To reduce the false positive rate, most of the implemented algorithms use a circular buffer and a confidence value \( c \ge 0.8 \). Hence, given a buffer size of \( b = 5 \) and a mean processing performance of \( \bar{f} = 4.5 \,{\text{Hz}} \), a first detection in an ideal use case can be expected after:

$$ T = \frac{c \times b}{{\bar{f}}} = 0.\bar{8}\;s $$
(1)

Figures 13 and 14 show the response times for various non-numerical and numerical gestural commands for the static respectively airborne system. All time measurements start in neutral pose, i.e. both arms are hanging, and stop once the LED matrix displays a feedback. So, this measurement includes the transformation from the neutral pose to the final gesture.

Fig. 13.
figure 13

Response times for gestural commands from first movement to display for static setup, delay of pose estimation not included

Fig. 14.
figure 14

Response times for gestural commands from first movement to display for airborne setup, delay of pose estimation not included

The static setup represents the ideal situation with no vehicle movements and an optimal resolution of the operator. Thus, most non-numerical commands are recognized after an average duration of 1.4 s (delay of pose estimation not included), while the numerical commands are decoded with a much greater delay. The reason for this can be found in the implemented color based hand and finger detection, which is sensitive to self-shadowing and skin color-like objects close to the area around both wrists. If these objects occur in that area or shadows cover the hands significantly, the false detection rate tends to rise considerably. The minimum confidence constraint extends then the detection phase and results in a delayed feedback, which misleads the operator to question the correctness of his gestural utterance. For that reason, briefings have been aborted after 15 s of no feedback display.
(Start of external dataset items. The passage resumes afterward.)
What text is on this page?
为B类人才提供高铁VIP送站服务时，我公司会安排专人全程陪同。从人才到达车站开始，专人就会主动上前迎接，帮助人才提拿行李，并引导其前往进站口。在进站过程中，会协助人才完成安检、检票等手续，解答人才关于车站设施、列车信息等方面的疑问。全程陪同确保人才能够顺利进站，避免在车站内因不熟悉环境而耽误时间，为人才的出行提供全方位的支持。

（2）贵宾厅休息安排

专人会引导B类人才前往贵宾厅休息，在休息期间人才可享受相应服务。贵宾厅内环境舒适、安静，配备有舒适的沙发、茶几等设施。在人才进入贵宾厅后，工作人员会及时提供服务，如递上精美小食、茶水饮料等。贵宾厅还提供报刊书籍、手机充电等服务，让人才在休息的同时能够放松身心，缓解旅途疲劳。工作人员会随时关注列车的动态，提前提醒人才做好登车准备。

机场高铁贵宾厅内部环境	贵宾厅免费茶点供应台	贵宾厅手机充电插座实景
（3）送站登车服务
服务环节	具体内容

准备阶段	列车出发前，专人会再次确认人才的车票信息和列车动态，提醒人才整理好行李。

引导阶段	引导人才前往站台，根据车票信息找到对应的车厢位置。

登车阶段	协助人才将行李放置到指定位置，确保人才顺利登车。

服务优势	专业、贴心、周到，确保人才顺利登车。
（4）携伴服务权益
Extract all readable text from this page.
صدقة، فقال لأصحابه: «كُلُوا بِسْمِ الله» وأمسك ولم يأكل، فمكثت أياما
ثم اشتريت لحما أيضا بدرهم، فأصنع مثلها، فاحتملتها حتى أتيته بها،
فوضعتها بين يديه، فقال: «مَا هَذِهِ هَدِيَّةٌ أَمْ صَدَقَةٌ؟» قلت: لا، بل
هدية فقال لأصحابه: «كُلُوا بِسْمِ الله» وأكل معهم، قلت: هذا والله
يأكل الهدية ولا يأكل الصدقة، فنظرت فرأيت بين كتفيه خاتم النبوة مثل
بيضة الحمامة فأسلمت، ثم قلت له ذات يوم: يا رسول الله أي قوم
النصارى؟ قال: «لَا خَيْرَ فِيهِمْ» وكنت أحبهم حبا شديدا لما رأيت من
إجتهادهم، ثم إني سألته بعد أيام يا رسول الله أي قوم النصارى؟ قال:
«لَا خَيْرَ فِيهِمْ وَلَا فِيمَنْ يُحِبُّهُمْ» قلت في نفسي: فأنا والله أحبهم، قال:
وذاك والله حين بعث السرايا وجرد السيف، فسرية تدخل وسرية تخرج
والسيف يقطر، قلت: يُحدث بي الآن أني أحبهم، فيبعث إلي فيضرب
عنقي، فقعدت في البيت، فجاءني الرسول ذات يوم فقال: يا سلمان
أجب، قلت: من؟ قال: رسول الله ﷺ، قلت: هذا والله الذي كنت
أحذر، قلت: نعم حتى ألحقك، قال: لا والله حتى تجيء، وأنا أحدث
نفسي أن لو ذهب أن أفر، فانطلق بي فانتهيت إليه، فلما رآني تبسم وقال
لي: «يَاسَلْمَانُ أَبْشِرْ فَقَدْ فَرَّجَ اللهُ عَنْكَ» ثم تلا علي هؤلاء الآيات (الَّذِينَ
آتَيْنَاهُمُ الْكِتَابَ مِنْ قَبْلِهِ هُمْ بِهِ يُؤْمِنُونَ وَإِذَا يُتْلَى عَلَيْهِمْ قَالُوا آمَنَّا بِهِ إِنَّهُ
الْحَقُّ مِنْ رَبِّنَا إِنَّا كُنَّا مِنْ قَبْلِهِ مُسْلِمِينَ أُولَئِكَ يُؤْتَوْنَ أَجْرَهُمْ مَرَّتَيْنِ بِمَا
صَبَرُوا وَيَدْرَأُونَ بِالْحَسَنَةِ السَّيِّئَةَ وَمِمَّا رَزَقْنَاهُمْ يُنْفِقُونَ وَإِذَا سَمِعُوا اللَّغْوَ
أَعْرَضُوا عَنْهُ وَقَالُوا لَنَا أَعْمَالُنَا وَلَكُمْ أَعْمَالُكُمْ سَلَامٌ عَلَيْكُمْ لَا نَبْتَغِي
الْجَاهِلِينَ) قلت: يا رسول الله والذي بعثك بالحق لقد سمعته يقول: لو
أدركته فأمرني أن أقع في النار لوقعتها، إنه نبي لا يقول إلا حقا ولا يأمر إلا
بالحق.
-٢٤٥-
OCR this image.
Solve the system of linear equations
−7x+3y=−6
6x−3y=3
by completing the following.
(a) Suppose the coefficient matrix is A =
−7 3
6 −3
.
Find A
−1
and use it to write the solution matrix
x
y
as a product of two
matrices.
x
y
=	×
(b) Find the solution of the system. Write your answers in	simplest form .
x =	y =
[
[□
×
As expected the airborne setup shows longer average response times. The main reasons are the constant changes in distance to the operator due to manual UAV control and windy conditions, resulting in fluctuations of resolution. Furthermore, the non-optimal positioning of the operator within the frame lead to partial cut offs of the head or the feet of the operator, as the possibilities of the safety pilot to control the multicopter and the gimbal system at the same time were limited. Nevertheless, most non-numerical gestural commands fluctuate around an acceptable response time of 2 s.

4 Conclusion

The presented system allows an authorized person on ground to transmit mission briefing information to an airborne UAV by using his arms and fingers. The developed context aware gesture recognition method delivered promising results in first real-life experiments, helping to keep the false detection rate low and to reduce the amount of gestures to memorize for the operator. Using a bright LED matrix for visual feedback turned out to be a convenient way to improve the communication process and to reduce the uncertainty about the system state. The required robustness against the movement of the flying platform was proven, under the assumption that the operator stays within the image frame. The tradeoff between accuracy and processing rate demands a specific operator resolution. For that reason, the image framing is essential, especially when using optical magnification and operating the UAV in manual mode. These limitations will be taken care of in future steps by handing off the authority for the operator framing to a software tracking module. To improve the recognition of numerical information, more computational power will be added to enable more advanced and light invariant methods for finger detection. Finally, the integration of the autopilot into the system will allow the execution of the commanded tasks from the mission briefing.